I tried contacting the moderators on the marketplace to ask if I could post some hunting rifles, pistols and muzzle loaders, I have some high end guns that were my fathers who passed some years ago. He was my hunting buddy and since my sons are not hunters I have no need for them so would like some hunters to have the chance to enjoy them. Since I cannot get a reply from the several PMs I sent I will just ask here on the open forum. Are we allowed to post guns for sale. If not I understand seems the word guns have become a dirty word and sites dont allow them to be sold. Thanks for any help I can get 

Ken


----------



## DaBig2na

I dont see why not although it is not my call.

As long as you follow the law to the letter.

You can sell a long gun face to face within your state and not have to do a "transfer", however I would always do a legal transfer through a licensed gun dealer just to cover your ass. 

Handguns sold within your state as well as across state lines REQUIRE a Transfer from one licensed dealer to the next, (Interstate), Then finally the new recipient has to fill out form 4473 at his point of collection. Intrastate can go by your state laws... I'd do a legal transfer , regardless.

A responsible gun owner should always cover his butt. If something goes wrong on the other end somewhere down the road; you dont want the Feds coming to you


----------



## jef400dread

Since you're from VA, I'd recommend this site - http://vaguntrader.com/forums/ . On it, you can find answers to most law related questions, and help with printing transfer documents. I've sold a couple of guns to people on it. Get full names beforehand, fill out the paperwork (you create) then when you meet face to face, have your buyer bring a current Driver's license and a recent voter registration card. Although a felon could have their right to vote restored by the Governor...that's easier/cheaper than paying for a background check.


----------



## Jollymon

I'd say yes because I've seen guns for sale here before but not to often and it's been sometime .


----------



## Finger_Mullet

I bought a gun that was posted on the market place a few years ago. 

Darin


----------



## sand flea

FWIW I was always fine with gun sales so long as all laws were followed. To my knowledge the new owners have no stated policy. If there's a problem with it it won't come from me or the other mods.


----------



## DaBig2na

Just because one's voting rights have been restored doesn't mean they are not disqualified from owning a firearm. Virginia's current governor is a far left of center libtard who would love to ban a variety of different firearms.
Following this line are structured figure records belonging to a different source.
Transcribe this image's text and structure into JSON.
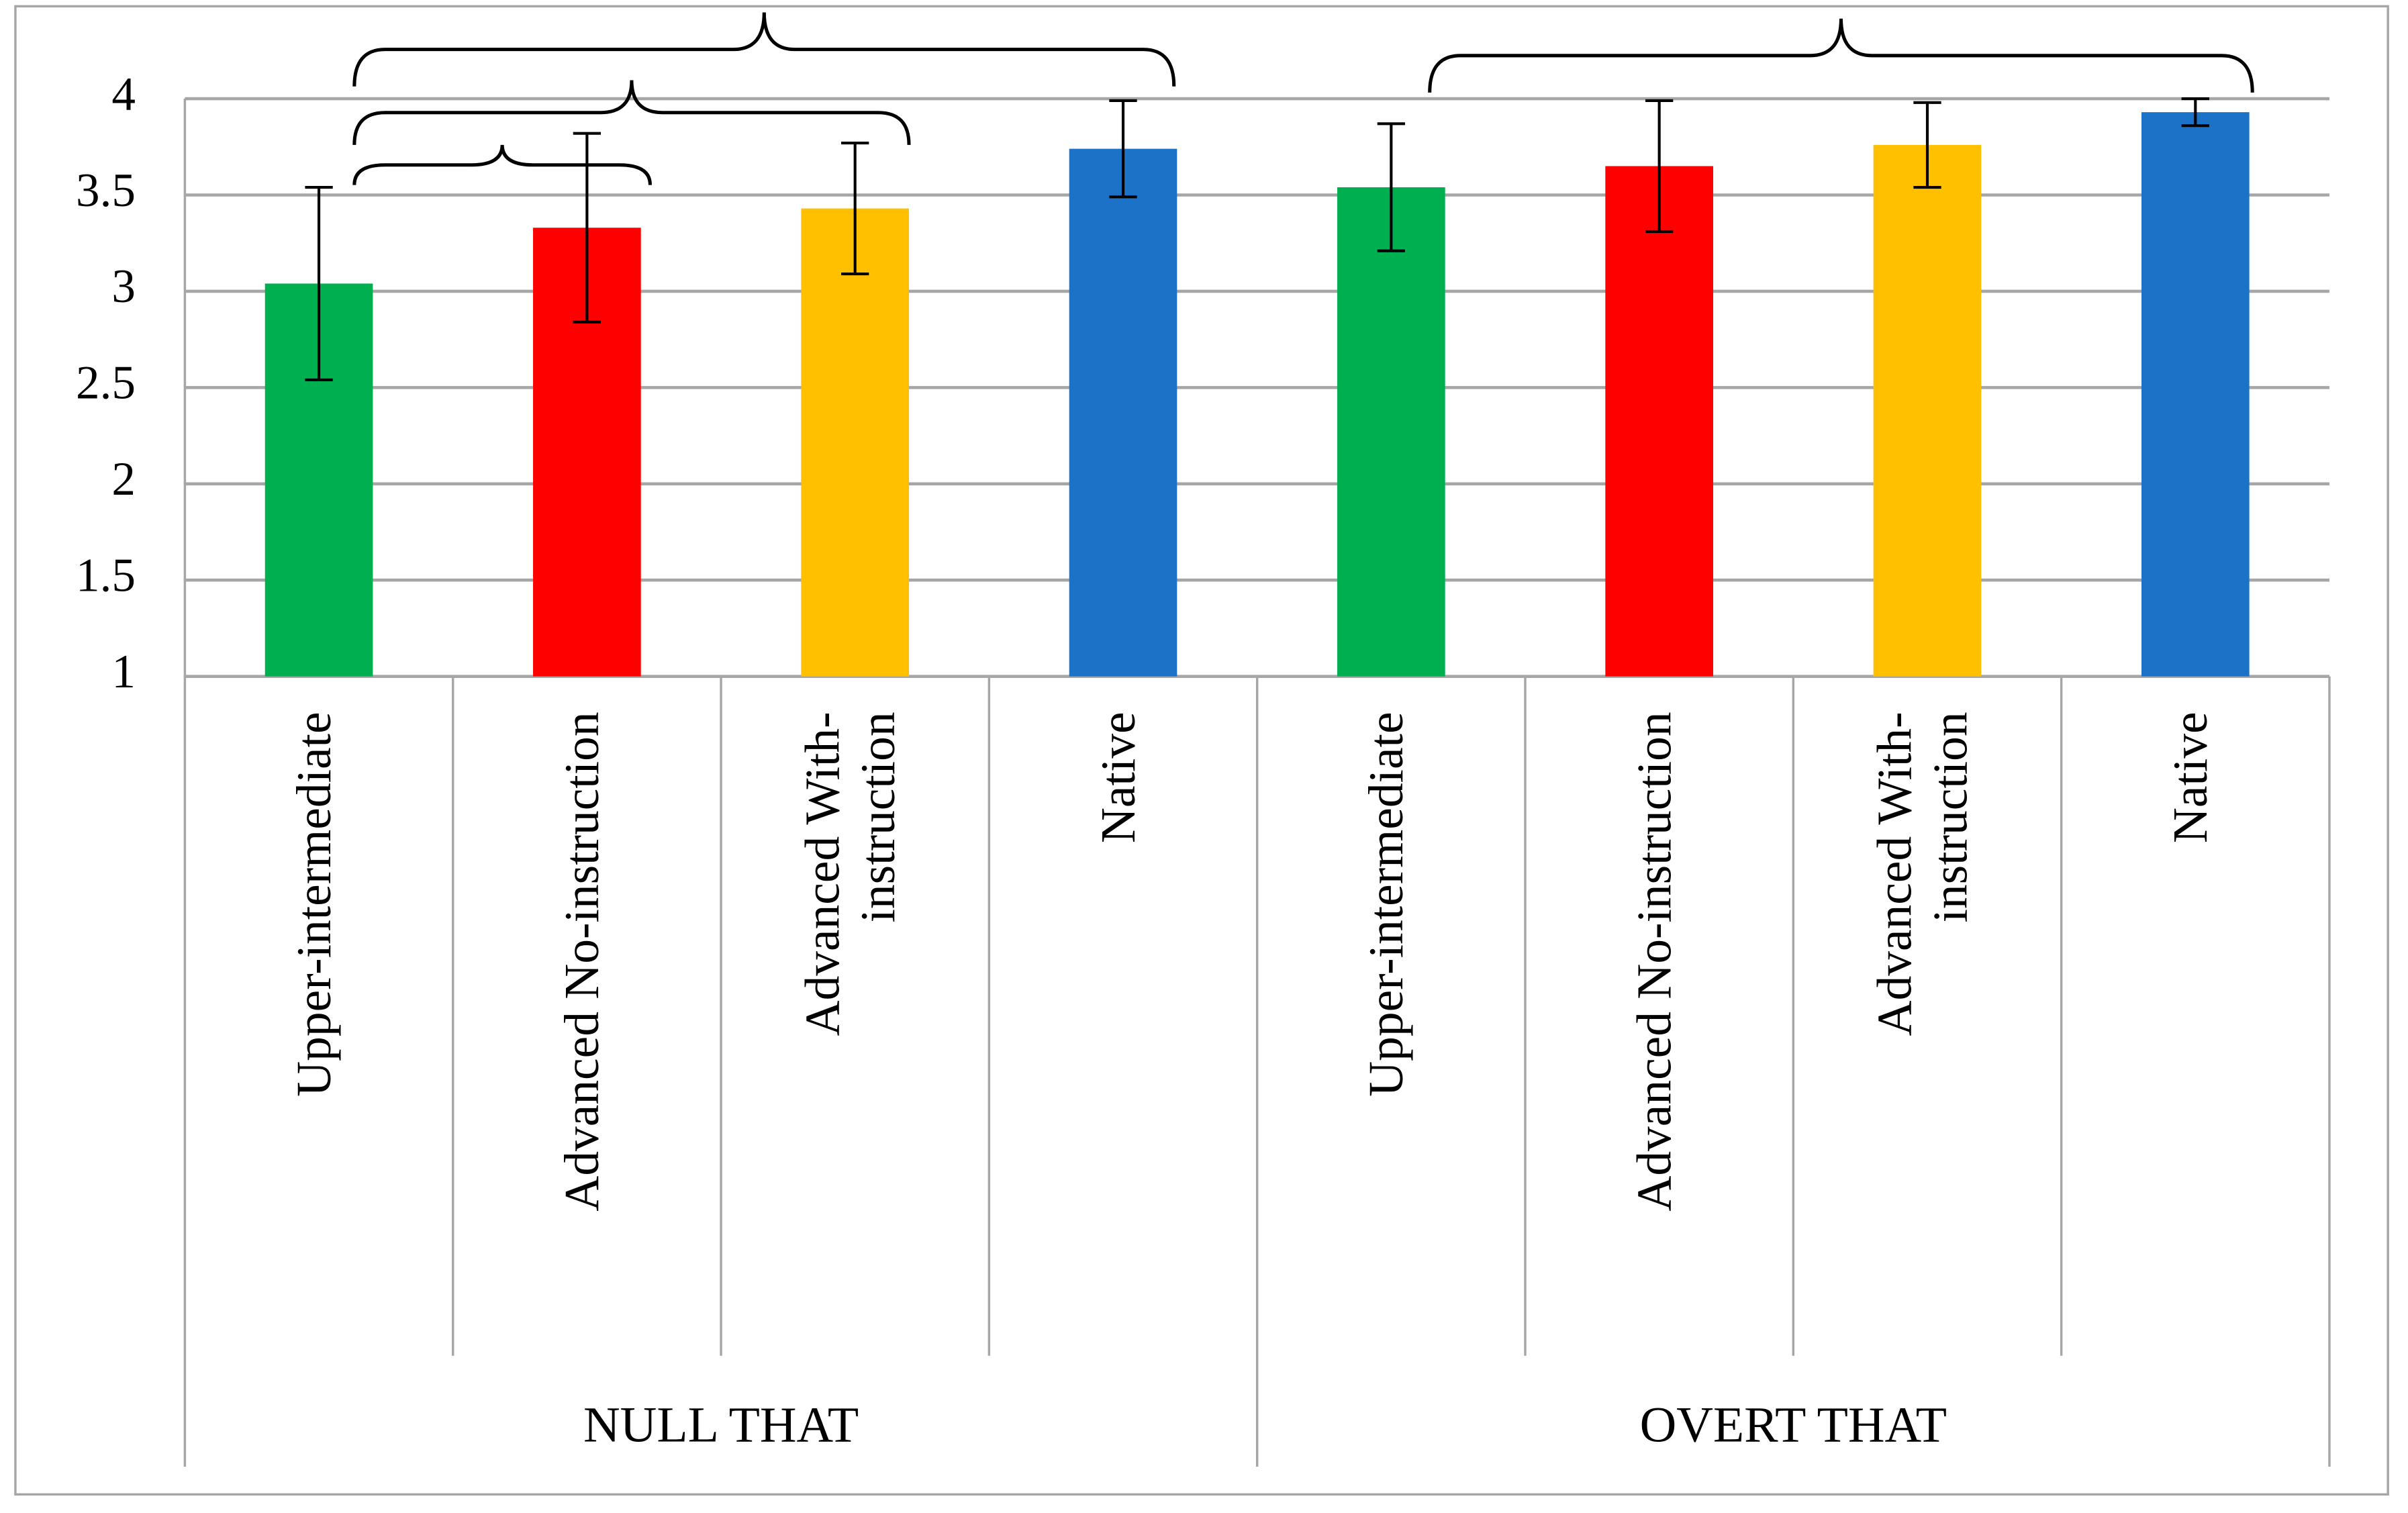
{
  "chart_data": {
    "type": "bar",
    "groups": [
      {
        "name": "NULL THAT",
        "categories": [
          "Upper-intermediate",
          "Advanced No-instruction",
          "Advanced With-\ninstruction",
          "Native"
        ],
        "values": [
          3.04,
          3.33,
          3.43,
          3.74
        ],
        "errors": [
          0.5,
          0.49,
          0.34,
          0.25
        ]
      },
      {
        "name": "OVERT THAT",
        "categories": [
          "Upper-intermediate",
          "Advanced No-instruction",
          "Advanced With-\ninstruction",
          "Native"
        ],
        "values": [
          3.54,
          3.65,
          3.76,
          3.93
        ],
        "errors": [
          0.33,
          0.34,
          0.22,
          0.07
        ]
      }
    ],
    "colors": [
      "#00b050",
      "#ff0000",
      "#ffc000",
      "#1b72c6"
    ],
    "ylim": [
      1,
      4
    ],
    "yticks": [
      1,
      1.5,
      2,
      2.5,
      3,
      3.5,
      4
    ],
    "grid": true
  }
}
A Voter ID is not a legitimate form of ID and qualified documentation.

If someone has a valid CCW and a Valid Government issued ID... You can skip the 4473 and transfer through a dealer. Just take a picture of both print them out and attach them to a hand written bill of sale and keep them for the rest of your life..
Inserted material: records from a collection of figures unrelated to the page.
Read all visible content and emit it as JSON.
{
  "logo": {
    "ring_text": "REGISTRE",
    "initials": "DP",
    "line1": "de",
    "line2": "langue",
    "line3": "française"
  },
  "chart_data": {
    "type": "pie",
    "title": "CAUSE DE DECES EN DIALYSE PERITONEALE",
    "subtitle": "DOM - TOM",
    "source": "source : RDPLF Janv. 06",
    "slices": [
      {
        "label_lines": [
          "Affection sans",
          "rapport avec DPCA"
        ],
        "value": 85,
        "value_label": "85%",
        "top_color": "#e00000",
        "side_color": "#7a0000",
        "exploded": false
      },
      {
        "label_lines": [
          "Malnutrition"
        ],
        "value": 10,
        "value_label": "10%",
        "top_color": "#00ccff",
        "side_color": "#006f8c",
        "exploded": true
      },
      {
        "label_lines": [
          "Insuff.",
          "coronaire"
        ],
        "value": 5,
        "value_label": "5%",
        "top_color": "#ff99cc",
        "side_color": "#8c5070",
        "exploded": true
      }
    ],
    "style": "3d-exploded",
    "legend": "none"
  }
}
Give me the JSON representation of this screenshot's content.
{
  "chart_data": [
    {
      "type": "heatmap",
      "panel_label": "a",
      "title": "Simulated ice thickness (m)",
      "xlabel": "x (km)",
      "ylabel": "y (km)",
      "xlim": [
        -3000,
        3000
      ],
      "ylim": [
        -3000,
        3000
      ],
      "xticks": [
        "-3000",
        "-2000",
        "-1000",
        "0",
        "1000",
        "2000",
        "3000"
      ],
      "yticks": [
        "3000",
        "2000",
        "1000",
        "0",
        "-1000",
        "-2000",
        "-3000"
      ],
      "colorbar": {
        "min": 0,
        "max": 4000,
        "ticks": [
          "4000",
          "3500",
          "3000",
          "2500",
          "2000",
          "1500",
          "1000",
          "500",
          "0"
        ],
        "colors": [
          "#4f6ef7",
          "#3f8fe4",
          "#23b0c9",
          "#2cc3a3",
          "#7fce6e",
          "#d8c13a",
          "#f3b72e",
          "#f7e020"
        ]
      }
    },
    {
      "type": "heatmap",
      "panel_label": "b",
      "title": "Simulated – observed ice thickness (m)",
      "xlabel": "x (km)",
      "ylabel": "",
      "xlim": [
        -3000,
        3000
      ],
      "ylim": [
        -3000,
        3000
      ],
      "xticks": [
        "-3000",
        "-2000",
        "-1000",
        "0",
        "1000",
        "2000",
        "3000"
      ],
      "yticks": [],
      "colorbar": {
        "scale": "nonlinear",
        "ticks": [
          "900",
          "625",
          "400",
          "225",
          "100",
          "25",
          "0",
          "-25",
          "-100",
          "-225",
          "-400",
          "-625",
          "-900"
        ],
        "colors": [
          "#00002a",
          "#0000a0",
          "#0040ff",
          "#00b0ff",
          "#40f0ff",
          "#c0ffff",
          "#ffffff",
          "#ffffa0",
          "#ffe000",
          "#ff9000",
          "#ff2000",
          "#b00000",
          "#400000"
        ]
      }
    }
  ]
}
In today's political climate and the constant attack from the Left on our freedom and the second amendment. 
Cover all your bases! Especially on a pistol or semi auto rifle. Furthermore, speaking for myself... I could never live with myself, if I were to sell a firearm to someone who would commit a heinous crime with it. 
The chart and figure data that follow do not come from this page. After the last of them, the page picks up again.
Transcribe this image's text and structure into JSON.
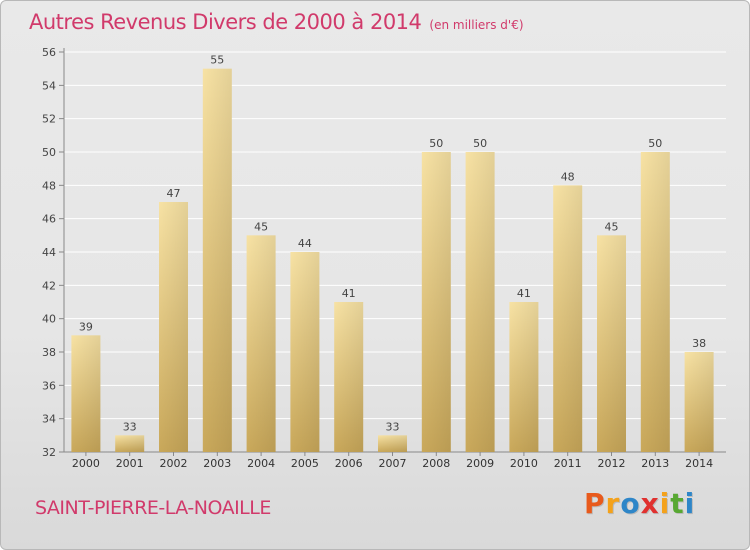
{
  "title": "Autres Revenus Divers de 2000 à 2014",
  "unit": "(en milliers d'€)",
  "city": "SAINT-PIERRE-LA-NOAILLE",
  "logo": {
    "text": "Proxiti",
    "colors": [
      "#e85a1c",
      "#f4a21b",
      "#2e86c8",
      "#e0312f",
      "#f4a21b",
      "#58a832",
      "#2e86c8"
    ]
  },
  "colors": {
    "title": "#d13a6b",
    "bar_light": "#f7e2a4",
    "bar_dark": "#c9a85a",
    "grid": "#ffffff"
  },
  "chart_data": {
    "type": "bar",
    "title": "Autres Revenus Divers de 2000 à 2014",
    "xlabel": "",
    "ylabel": "",
    "categories": [
      "2000",
      "2001",
      "2002",
      "2003",
      "2004",
      "2005",
      "2006",
      "2007",
      "2008",
      "2009",
      "2010",
      "2011",
      "2012",
      "2013",
      "2014"
    ],
    "values": [
      39,
      33,
      47,
      55,
      45,
      44,
      41,
      33,
      50,
      50,
      41,
      48,
      45,
      50,
      38
    ],
    "ylim": [
      32,
      56
    ],
    "yticks": [
      32,
      34,
      36,
      38,
      40,
      42,
      44,
      46,
      48,
      50,
      52,
      54,
      56
    ],
    "grid": true
  }
}
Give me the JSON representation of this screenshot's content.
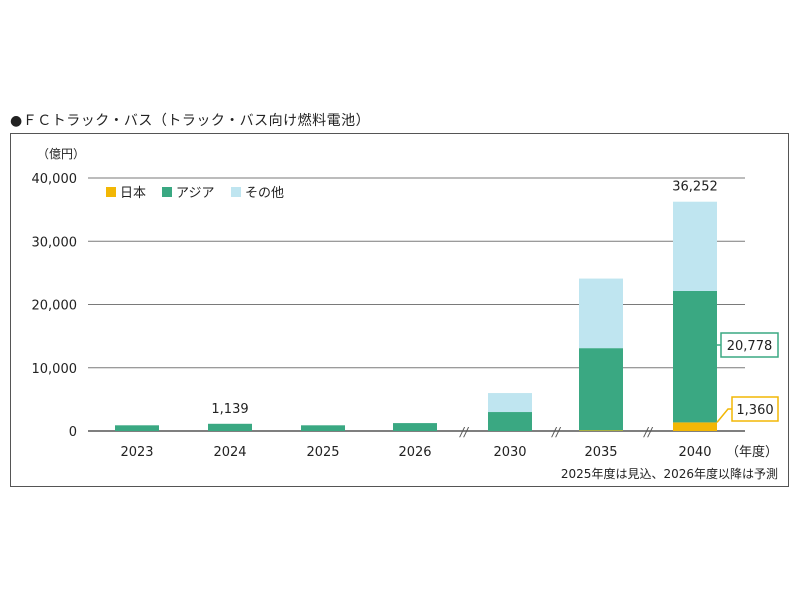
{
  "chart_data": {
    "type": "bar",
    "stacked": true,
    "title": "●ＦＣトラック・バス（トラック・バス向け燃料電池）",
    "ylabel": "（億円）",
    "xlabel": "（年度）",
    "note": "2025年度は見込、2026年度以降は予測",
    "ylim": [
      0,
      40000
    ],
    "yticks": [
      0,
      10000,
      20000,
      30000,
      40000
    ],
    "ytick_labels": [
      "0",
      "10,000",
      "20,000",
      "30,000",
      "40,000"
    ],
    "categories": [
      "2023",
      "2024",
      "2025",
      "2026",
      "2030",
      "2035",
      "2040"
    ],
    "axis_breaks": [
      "//",
      "//",
      "//"
    ],
    "grid": true,
    "legend_position": "top-left",
    "series": [
      {
        "name": "日本",
        "color": "#f2b705",
        "values": [
          0,
          0,
          0,
          0,
          0,
          100,
          1360
        ]
      },
      {
        "name": "アジア",
        "color": "#3aa882",
        "values": [
          900,
          1139,
          900,
          1250,
          3000,
          13000,
          20778
        ]
      },
      {
        "name": "その他",
        "color": "#bfe5f0",
        "values": [
          0,
          0,
          0,
          0,
          3000,
          11000,
          14114
        ]
      }
    ],
    "data_labels": [
      {
        "category": "2024",
        "text": "1,139",
        "boxed": false,
        "color": ""
      },
      {
        "category": "2040",
        "text": "36,252",
        "boxed": false,
        "color": ""
      },
      {
        "category": "2040",
        "text": "20,778",
        "boxed": true,
        "color": "#3aa882"
      },
      {
        "category": "2040",
        "text": "1,360",
        "boxed": true,
        "color": "#f2b705"
      }
    ]
  }
}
Be a responsible gun-owner.

Now what kind of high end sporting rifles are we talking here? Weatherby, Blaser, Sako, Pre 64 Winchesters ?


----------



## dialout

Smokepoles.....post some pics and prices.


----------



## Finger_Mullet

I would be interested to see pics as well.

Darin


----------



## RedskinFan228

I. Have S&W 357, Belgium made BAR .30-.06 w/scope, Browning .22 handgun, Remington .22-.250 with boar barrel w/high power scope, a couple of old double barrel brand I dont know off top of head as they are locked up and I do not have time to go and look if interested PM me, I also have several musket loader black powder rifles in .50 cal one has a matching .50 cal pistol, both are cap fired not flint lock, i do have .45 cal flint lock pistol. I also have a sweet Thompson Contender pistol with scope comes with .45/.410 long and .30-.30 barrels. I have a couple of Remington 1100 in 12 gauge too. ALl guns are older none of that plastic and simulated wood crap. These are quality hunting guns except maybe the .22 and 357 pistols they are high quality just not for hunting  all guns are in outstanding to mint condition and have very low rounds fired through them. I am in Virginia Beach so if anyone would like to see them let me know I would be happy to show them. I am willing to negotiate a fair price but I am not giving them away either. I am also open to meeting at a range for testing .....Ken


----------



## Jollymon

Redskinsfan PM sent


----------



## RedskinFan228

RedskinFan228 said:


> I. Have S&W 357, Belgium made BAR .30-.06 w/scope, Browning .22 handgun, Remington .22-.250 with boar barrel w/high power scope, a couple of old double barrel brand I dont know off top of head as they are locked up and I do not have time to go and look if interested PM me, I also have several musket loader black powder rifles in .50 cal one has a matching .50 cal pistol, both are cap fired not flint lock, i do have .45 cal flint lock pistol. I also have a sweet Thompson Contender pistol with scope comes with .45/.410 long and .30-.30 barrels. I have a couple of Remington 1100 in 12 gauge too. ALl guns are older none of that plastic and simulated wood crap. These are quality hunting guns except maybe the .22 and 357 pistols they are high quality just not for hunting  all guns are in outstanding to mint condition and have very low rounds fired through them. I am in Virginia Beach so if anyone would like to see them let me know I would be happy to show them. I am willing to negotiate a fair price but I am not giving them away either. I am also open to meeting at a range for testing .....Ken


Sorry to anyone who PMed me and I missed them. I sent pictures to some and hope you received them. I had to go out of town for work Was gone several months and rarely in town. I am back now and all the guns are available except one of the 1100s and one of the musket loaders. Hit me up if anyone is still interested or I may have missed back when I originally posted this. 

Ken


----------



## david-e

you can list your gun on ebay or craigslist too


----------